An attorney based in Washington, D.C., Sanford has devoted his life to the protection of the press. He said many alarming trends have developed in recent years, some leading toward public cynicism of modern news organizations.
The media searches for “simplicity in a world of complexity,” Sanford said. This leads to stereotyping and prejudice, he added.
Modern media has also become obsessed with scandals, he said.
“The public is fed up with media probing of dirty laundry,” Sanford said. He noted the Monica Lewinsky scandal, and the “flesh-eating huns” that covered it.
Corporate monopolies have been far more concerned with profit; therefore, they create stories that people want to hear — as opposed to the stories they need to hear, Sanford said. This sensationalism of news is one of the greatest threats to the U.S. Constitution, he said.
“The celebrification of the news is a cancer,” Sanford said, and added that the trend is spreading rapidly among large, corporate-owned news organizations. This rising emphasis on celebrities has led to an over-simplification of the news, which is dangerous to the public, he said.

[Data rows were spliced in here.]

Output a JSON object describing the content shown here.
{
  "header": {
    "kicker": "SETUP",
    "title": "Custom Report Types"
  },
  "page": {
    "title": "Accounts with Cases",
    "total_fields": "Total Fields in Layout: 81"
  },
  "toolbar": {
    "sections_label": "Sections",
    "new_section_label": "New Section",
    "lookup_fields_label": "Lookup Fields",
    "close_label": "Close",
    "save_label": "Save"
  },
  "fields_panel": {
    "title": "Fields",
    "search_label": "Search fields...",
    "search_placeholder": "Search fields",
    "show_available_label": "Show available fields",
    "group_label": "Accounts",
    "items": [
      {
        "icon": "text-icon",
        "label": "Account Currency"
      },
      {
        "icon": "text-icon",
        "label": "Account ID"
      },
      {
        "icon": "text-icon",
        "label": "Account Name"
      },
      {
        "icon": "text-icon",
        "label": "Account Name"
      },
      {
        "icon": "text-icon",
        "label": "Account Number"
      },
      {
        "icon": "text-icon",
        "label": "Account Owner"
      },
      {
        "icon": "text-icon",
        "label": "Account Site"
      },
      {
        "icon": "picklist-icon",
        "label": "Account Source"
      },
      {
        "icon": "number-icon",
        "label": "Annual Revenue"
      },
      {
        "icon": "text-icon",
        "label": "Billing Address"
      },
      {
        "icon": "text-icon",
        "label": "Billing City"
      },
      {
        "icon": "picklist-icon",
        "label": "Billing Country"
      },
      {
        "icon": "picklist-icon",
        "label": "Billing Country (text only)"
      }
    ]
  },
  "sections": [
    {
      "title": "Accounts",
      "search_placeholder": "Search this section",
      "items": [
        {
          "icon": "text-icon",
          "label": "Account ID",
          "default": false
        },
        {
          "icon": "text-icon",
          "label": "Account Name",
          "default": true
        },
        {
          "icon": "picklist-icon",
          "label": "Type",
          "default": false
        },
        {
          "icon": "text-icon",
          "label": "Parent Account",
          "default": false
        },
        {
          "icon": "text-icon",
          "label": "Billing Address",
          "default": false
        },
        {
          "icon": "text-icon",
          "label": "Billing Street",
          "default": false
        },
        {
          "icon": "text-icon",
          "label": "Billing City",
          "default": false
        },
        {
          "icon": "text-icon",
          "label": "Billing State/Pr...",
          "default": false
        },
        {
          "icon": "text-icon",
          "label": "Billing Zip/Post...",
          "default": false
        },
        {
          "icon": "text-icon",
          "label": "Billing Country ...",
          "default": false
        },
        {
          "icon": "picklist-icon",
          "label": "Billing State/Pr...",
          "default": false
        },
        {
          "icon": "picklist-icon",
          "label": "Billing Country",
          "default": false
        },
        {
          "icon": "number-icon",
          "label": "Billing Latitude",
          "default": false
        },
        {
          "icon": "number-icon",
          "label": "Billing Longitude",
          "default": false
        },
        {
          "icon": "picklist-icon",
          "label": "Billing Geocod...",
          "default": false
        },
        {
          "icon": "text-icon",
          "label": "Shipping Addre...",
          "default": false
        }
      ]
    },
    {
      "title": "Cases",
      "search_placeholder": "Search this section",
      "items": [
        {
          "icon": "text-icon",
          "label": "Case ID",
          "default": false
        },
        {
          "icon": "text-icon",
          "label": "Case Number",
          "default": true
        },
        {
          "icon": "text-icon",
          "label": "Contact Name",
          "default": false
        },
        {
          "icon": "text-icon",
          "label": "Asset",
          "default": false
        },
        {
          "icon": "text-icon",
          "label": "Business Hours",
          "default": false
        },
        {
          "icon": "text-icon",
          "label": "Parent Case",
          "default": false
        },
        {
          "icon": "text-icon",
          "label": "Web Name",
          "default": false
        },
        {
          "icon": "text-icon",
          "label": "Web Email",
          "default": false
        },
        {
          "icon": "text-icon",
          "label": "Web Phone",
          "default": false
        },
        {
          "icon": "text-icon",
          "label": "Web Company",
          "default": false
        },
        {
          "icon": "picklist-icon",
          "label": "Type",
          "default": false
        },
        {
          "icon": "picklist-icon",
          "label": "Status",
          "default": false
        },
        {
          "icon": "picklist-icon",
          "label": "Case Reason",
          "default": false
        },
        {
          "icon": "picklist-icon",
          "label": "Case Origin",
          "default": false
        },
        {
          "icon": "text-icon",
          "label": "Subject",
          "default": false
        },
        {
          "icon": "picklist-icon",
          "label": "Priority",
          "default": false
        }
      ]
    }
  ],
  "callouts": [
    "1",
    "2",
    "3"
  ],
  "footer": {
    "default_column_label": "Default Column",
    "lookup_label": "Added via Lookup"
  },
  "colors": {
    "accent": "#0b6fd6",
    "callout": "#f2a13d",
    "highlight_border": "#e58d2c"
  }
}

He said he also fears for media in the wake of the Chiquita-Gannett settlement, in which Chiquita received a huge settlement after Gannett discovered a reporter illegally tapped into Chiquita’s e-mail system. The settlement came despite the fact that many allegations in the story were true and uncovered legally.
Sanford also reminisced about Otto Silha, the longtime editor of the Star Tribune who died Saturday. He noted Silha’s commitment to journalistic integrity and the role that Silha played in his community — responsibilities all journalists should feel, he said.
“His commitment was to society, not to profit,” Sanford added.
He said that the public yearns for accuracy, depth and content in journalism.
Instead, he said, they find a type of journalism that takes advantage of the flexibility of the Constitution.
“Journalism should be building America, not hurting it,” he said.
The event was cosponsored by the Society of Professional Journalists and the Minnesota Journalism Center.